IN11G-09
The Community Coordinated Modeling Center - An Evolving Cyberinfrastructure for the Space Science Community

Monday, 14 December 2015: 09:36
2020 (Moscone West)
Marlo MH Maddox, NASA Goddard Space Flight Center, Greenbelt, MD, United States
Abstract:
The Community Coordinated Modeling Center (CCMC) at NASA Goddard Space Flight Center was established in 2000 as an essential element of the National Space Weather Program and was designed to be a long-term & flexible solution to the Research-to-Operations (R2O) transition problem. Over its 15-year existence, the CCMC has changed how state-of-the-art space weather models are utilized in research, and has also facilitated the transition of many research models into operational environments.
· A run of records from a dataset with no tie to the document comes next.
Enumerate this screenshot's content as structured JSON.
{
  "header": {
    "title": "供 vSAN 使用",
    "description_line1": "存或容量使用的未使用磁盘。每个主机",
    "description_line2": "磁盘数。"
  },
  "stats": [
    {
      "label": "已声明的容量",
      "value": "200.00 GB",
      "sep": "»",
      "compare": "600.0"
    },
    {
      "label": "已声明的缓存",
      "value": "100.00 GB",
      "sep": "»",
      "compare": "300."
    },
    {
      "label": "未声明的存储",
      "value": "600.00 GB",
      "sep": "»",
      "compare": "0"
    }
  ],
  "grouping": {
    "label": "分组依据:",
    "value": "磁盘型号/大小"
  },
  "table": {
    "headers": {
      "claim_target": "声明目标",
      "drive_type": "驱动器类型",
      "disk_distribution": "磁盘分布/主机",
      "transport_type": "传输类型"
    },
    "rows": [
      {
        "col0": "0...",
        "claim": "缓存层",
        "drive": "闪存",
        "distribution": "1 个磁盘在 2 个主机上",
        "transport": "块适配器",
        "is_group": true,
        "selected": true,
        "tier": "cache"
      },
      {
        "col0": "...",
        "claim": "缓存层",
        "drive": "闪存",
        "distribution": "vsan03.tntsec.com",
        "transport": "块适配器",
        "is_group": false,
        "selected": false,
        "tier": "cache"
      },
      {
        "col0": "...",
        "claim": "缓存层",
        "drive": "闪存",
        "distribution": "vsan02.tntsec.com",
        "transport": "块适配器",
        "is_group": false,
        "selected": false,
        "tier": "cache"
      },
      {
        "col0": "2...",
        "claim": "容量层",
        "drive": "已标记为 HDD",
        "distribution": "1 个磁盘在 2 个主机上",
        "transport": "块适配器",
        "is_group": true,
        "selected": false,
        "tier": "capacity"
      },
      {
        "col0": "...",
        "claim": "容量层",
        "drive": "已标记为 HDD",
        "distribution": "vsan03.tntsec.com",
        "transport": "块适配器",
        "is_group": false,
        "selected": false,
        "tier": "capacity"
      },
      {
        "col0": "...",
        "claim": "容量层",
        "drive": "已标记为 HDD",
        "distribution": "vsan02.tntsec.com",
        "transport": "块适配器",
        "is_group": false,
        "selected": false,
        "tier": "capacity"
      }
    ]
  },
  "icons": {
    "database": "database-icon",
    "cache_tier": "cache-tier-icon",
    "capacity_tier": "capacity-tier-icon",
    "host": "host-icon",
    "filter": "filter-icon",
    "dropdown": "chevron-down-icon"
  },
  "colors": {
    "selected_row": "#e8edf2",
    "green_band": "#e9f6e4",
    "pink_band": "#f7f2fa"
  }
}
The CCMC currently hosts a large and expanding collection of physics-based space weather models that have been developed by the international research community, and has amassed a peta-byte of model simulation output that represents advances in space weather modeling and space science research for the past 15 years.

The ability of the CCMC to engage the international research community and support community challenges, campaigns, studies, and general research is vital to its success - so a flexible cyberinfrastructure that facilitates data discovery and interoperability with external systems is a necessity. There are many challenges associated with supporting a large number of disparate, physics-based models and the computational infrastructure to support them. This paper will highlight the CCMC’s past, present, and future computational infrastructure, and showcase several examples of how the CCMC continues to support many self-organized efforts in the space science community.